Vacuum cups are the simplest and least expensive method of gripping parts. There are cups for parts weighing a few ounces and for parts weighing several hundred pounds. There are cups for gripping parts with odd surfaces, such as golf balls, and cups for gripping parts with odd shapes, such as tubes. Vacuum cups are soft and will not mar fragile surfaces. "Vacuum cup technology has come a long way," says Kevin M. Saylor, president of Schmalz Inc. (Raleigh, NC). "Vacuum cups can handle more types and shapes of parts than ever before. They used to be only for flat, airtight surfaces, like sheet metal. Now, they handle boxes, bags—even carpet panels for automotive interiors."

A vacuum cup adheres to an object because the pressure beneath the cup is lower than the pressure outside the cup. This causes outside air to push down on the cup, collapsing it. The lifting or holding capacity of the cup depends on the level of vacuum beneath it.

There are four types of vacuum cup: flat, bellows, oval and deep.

Flat cups are best for flat objects, says Trent Fisher, president of SAS Automation (Xenia, OH). Cleats can be added to the cups to spread the vacuum force over a wider area. The cleats also keep parts from moving while they are held.

Bellows cups have flexible pleats that bend and contract when vacuum is applied. The pleats help the cups grip round surfaces and compensate for variations in the height of the target parts, says Saylor. For example, consider an application in which four bellows cups are used to load boxes onto a pallet. When vacuum is applied and the boxes are lifted, the cardboard will bend. Under those conditions, a flat cup will peal off, but the bellows cups flex and hold. Moreover, if one box is 0.5 inch taller than the others, all four cups will still contact their targets.

Oval cups come in flat or bellows styles. Because they have more length than width, they can grip areas that are too narrow for round cups.

Deep cups are used for curved or irregular surfaces. They can lift over or around corners or edges. These cups cannot be used on flat surfaces, and they can distort at high vacuum levels.

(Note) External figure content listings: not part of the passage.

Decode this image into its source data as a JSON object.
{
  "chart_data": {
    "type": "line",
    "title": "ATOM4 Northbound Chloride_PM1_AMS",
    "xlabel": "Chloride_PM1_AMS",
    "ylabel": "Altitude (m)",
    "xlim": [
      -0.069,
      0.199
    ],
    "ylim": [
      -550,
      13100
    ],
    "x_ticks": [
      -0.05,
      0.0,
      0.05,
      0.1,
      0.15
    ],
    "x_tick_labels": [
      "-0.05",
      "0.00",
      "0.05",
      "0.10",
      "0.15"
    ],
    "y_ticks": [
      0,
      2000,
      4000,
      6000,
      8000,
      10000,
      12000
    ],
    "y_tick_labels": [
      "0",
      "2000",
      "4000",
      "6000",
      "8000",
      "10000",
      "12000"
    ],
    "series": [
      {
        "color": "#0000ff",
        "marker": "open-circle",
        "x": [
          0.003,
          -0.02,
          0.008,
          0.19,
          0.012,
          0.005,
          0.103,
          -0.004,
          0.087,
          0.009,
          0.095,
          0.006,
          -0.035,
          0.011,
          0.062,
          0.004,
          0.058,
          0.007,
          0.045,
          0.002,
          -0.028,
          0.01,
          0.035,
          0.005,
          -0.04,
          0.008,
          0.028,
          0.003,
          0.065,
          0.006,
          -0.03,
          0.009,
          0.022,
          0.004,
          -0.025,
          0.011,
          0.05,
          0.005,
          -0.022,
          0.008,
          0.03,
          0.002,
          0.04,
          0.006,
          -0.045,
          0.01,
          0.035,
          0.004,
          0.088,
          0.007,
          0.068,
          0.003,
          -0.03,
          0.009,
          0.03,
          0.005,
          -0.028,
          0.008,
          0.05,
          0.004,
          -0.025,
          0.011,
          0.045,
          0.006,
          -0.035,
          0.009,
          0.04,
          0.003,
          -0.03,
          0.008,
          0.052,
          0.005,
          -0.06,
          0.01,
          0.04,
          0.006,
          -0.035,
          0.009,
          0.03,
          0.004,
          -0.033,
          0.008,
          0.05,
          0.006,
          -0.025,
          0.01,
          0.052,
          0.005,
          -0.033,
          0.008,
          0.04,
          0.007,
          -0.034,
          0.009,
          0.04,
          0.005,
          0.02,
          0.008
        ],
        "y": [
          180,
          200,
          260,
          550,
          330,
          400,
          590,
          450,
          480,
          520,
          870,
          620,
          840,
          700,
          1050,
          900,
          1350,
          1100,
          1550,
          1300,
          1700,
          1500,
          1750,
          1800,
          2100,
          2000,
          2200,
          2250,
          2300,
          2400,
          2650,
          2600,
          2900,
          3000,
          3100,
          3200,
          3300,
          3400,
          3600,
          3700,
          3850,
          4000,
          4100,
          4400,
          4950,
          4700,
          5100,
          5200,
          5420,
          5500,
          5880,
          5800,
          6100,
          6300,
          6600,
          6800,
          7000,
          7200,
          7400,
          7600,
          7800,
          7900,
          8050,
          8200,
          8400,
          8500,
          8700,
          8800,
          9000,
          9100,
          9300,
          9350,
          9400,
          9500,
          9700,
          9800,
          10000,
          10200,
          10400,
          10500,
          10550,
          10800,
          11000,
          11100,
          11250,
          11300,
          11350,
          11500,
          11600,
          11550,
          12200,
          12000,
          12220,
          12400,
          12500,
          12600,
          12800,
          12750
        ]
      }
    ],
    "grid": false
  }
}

Many accessories are available to boost the performance of vacuum cups, says Michael Tuohey, marketing communications manager for Piab USA Inc. (Hingham, MA). Installing a valve inside the cup will save energy by activating the vacuum only when the cup contacts the target. A level compensator absorbs shocks and adjusts to differences in target height. As a result, engineers need not program the pick-up device to stop within millimeters of the target. A ball joint adjusts automatically to different contact angles and reduces bending stress on the cup as the object is moved.

When specifying a parts handling system with vacuum cups, start with the cups and work backwards to the vacuum pump.

The first consideration is the cup material, says Fisher. Cups can be made from many materials, including vinyl, nitrile, silicone, polyurethane, Viton and neoprene. Which to use depends on the application. Viton and silicone are good for high-temperature applications. Polyurethane and nitrile resist wear and tear.

"It’s not wise to buy cups based on price alone," warns Fisher. "A less expensive material may have to be replaced more often, so you have to weigh the cost of the cup against the cost of downtime."

Cup size depends on the vacuum pressure, the size and weight of the target, and the number of cups doing the lifting, says Tuohey. To save time and energy, it’s best to operate at the lowest possible vacuum level, and that means using the largest possible vacuum cup. "A large cup at a low vacuum level will provide the same lifting capacity as a small cup at a high vacuum level," he explains.